A candidata a deputada federal pelo PL no Pará Beth Gonçalves, que não recebeu verba do partido - Reprodução/Instagram
A candidata a deputada federal pelo PL no Pará Beth Gonçalves, que não recebeu verba do partido Imagem: Reprodução/Instagram

Do UOL, em Brasília

19/09/2022 04h00Atualizada em 19/09/2022 04h40

Candidatos homens gastaram em média 88% a mais que as mulheres em suas campanhas eleitorais, segundo os dados informados até agora pelas campanhas ao TSE (Tribunal Superior Eleitoral).

A diferença evidencia que a obrigação de distribuir um mínimo de 30% dos recursos do fundo eleitoral para as mulheres não tem se traduzido em um investimento efetivo nas candidaturas femininas.

As mulheres contrataram no total R$ 809 milhões em despesas de campanhas até o momento, um gasto médio de R$ 89 mil para cada uma das 9.081 candidatas aptas.

Já para os homens o valor médio é de R$ 167 mil — R$ 2,95 bilhões entre os 17.712 candidatos.

As mulheres têm ficado sem verbas ou recebido dinheiro nas vésperas da eleição, o que, segundo especialistas ouvidos pelo UOL, demonstram um esforço mínimo e limitado ao cumprimento da legislação e uma resistência dos partidos para mudar uma prática que privilegia o domínio masculino na política.

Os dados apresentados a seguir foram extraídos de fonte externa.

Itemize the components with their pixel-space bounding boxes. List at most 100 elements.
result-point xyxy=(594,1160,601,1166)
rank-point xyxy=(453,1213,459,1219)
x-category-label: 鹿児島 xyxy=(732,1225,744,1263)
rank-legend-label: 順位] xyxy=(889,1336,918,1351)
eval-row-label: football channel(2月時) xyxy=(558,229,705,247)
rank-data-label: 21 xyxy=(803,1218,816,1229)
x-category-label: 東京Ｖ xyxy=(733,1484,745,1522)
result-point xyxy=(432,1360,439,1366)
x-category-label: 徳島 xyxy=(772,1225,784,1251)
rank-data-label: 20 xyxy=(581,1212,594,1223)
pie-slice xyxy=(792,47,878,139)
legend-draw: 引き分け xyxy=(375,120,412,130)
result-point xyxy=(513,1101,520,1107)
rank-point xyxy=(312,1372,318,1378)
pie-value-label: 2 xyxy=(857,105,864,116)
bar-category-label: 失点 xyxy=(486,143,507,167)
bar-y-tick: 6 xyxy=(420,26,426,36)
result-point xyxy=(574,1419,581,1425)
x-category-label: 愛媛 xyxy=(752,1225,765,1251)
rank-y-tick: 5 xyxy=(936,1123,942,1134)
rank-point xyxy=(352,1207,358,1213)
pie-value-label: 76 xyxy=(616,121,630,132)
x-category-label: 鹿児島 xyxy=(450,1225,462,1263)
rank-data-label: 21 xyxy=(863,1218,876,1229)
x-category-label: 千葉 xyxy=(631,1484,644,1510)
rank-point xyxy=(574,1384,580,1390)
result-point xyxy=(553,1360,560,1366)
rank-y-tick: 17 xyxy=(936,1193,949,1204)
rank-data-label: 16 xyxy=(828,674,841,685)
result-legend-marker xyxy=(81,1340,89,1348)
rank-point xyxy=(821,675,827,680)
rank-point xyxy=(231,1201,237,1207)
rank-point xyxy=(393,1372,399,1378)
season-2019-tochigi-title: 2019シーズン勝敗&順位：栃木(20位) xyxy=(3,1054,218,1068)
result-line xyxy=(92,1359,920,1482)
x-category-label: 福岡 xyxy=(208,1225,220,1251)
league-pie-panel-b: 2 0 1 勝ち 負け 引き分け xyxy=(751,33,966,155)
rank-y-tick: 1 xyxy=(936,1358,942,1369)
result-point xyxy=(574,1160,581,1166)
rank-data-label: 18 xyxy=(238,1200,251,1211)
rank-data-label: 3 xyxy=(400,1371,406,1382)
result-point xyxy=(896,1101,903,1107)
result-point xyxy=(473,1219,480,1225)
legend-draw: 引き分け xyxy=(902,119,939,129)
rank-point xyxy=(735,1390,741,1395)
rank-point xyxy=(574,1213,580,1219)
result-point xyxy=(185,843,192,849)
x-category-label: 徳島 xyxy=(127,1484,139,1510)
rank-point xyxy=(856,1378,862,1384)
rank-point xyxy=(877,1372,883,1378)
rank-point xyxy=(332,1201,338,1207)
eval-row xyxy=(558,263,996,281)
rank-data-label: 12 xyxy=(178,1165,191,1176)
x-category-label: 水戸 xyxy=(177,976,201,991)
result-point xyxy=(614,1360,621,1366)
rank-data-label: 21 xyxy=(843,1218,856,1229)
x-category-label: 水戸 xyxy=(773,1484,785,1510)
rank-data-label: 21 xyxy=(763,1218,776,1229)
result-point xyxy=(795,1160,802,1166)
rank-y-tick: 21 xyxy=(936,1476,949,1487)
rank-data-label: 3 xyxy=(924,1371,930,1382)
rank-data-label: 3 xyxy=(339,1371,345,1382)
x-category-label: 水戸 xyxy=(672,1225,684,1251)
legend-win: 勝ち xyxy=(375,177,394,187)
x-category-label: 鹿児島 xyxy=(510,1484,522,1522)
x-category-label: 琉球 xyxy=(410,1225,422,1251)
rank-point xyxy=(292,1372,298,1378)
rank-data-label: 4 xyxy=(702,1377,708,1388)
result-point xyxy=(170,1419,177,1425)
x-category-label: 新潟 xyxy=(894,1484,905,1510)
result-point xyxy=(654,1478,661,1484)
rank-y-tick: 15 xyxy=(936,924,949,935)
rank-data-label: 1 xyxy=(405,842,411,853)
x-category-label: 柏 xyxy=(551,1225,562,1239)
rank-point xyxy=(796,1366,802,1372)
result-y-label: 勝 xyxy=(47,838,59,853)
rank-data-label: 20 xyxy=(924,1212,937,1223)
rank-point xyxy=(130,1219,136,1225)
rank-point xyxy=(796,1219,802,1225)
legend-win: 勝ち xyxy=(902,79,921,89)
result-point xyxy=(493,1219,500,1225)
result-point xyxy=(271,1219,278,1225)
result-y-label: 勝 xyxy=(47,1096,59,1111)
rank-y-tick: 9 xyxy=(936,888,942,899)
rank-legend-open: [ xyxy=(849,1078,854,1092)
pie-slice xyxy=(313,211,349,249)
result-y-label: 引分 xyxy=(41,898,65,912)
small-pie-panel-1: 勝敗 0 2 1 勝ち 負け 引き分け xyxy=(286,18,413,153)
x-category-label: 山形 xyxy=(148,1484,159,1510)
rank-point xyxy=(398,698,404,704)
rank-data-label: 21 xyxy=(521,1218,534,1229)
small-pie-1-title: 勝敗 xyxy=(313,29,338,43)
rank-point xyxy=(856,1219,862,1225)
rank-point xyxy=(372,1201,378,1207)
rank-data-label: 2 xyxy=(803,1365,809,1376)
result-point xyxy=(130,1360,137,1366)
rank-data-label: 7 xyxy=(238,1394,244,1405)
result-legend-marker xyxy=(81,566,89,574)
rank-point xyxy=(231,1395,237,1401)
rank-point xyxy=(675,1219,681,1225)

A regulação e a jurisprudência conseguiram garantir 30% de candidatas e de recursos, mas não conseguiram mudar a cultura dos partidos"
Ligia Pinto, coordenadora do Grupo de Pesquisa em Direito e Gênero da FGV e diretora de relações governamentais do Mulheres do Brasil

Que despesas são essas? São todos os gastos referentes à campanha, desde produção de programas para veiculação em televisão até o cafezinho distribuído para os cabos eleitorais.

Os candidatos são obrigados a informar à Justiça Eleitoral todos os custos e as receitas, seguindo um calendário.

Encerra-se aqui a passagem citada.